Whilst the images by the aforementioned artists are often deliberately created in front of the camera, or manipulated afterwards to achieve the desired result, Miller prefers to discover things in situ and leave the picture itself unaltered. In that sense he has much in common with another Dutch artist, Paulien Oltheten. Both use the camera for what the camera simply does best: record. For that reason they both prefer to work with simpler consumer models rather than high-end equipment. But the similarities go further than that. Just like Miller, Oltheten is an intrepid explorer that goes out into the world and comes home with a multitude of observations, which she then tosses onto a metaphorical heap to make sense of later. Once the dust has settled, she sets out to construct a world of her own, to make connections between completely unrelated scenes, but that somehow make complete sense. And just like Oltheten, Miller is a collector. One with an uncanny eye for the weird, the wonderful and the outright funny. That is how a photograph of a jug of regular milk can sit next to a picture of a broom stuck in the tarmac adjacent to a shot of a horse's head adorned by Christmas lights. Collecting these images is a way to grapple with the existing world, to conquer it, to understand it, and to own it.

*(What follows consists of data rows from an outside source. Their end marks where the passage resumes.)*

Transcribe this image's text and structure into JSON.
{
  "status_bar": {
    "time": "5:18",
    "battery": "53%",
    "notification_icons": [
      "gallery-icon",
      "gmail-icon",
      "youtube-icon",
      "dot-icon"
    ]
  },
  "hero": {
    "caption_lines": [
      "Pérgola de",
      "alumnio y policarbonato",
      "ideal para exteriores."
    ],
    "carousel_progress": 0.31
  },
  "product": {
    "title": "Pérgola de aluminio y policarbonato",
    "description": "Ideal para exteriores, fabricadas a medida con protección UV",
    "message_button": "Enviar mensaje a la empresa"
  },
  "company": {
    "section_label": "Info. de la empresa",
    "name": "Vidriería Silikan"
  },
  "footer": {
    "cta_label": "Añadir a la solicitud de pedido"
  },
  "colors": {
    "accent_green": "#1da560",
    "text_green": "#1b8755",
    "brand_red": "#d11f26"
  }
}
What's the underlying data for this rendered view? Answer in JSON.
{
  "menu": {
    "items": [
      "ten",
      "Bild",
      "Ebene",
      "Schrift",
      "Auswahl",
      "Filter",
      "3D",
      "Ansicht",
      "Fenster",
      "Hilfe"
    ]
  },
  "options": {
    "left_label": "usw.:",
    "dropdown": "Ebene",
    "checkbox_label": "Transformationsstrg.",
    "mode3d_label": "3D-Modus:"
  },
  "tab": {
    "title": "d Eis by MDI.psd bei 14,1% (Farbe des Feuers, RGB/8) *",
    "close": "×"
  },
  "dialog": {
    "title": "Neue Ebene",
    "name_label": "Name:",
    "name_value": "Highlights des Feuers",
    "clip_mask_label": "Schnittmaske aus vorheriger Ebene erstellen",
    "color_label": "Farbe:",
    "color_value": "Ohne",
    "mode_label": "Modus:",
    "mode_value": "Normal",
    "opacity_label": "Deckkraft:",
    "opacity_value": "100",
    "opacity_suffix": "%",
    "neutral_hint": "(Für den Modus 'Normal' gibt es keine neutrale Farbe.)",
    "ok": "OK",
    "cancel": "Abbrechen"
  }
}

It is not surprising that globes, maps, fake horses, strange animals, skeletons, planes and space suits are recurring motifs in Miller's work. They refer to the space age, the age of discovery and scientific breakthroughs. They serve as metaphors to travel distances, to compress time, to find treasures and to move ever onwards and upwards. Together they form a collection of images, a scrapbook almost, that constitutes a world of his own making. It is a world that by necessity keeps growing and changing. It is a daydreamer's world of almost nebulous dimensions, a world that is entirely his. A world that gives enough ways in and escape routes out, enough treasures, discoveries and inventions, enough ambiguity and uncertainty for the viewer's imagination to go on a wonderful journey.

(1) See John Berger. Understanding a Photograph. Edited by Geoff Dyer. 2013, London, Penguin Classics. Pp. 20. Emphasis in original.

(2) From the interview with At Length Mag. http://atlengthmag.com/art/exquisite-syntropy/

(3) See Foam Magazine #19 Wonder. 2009, Amsterdam. Pp. 29.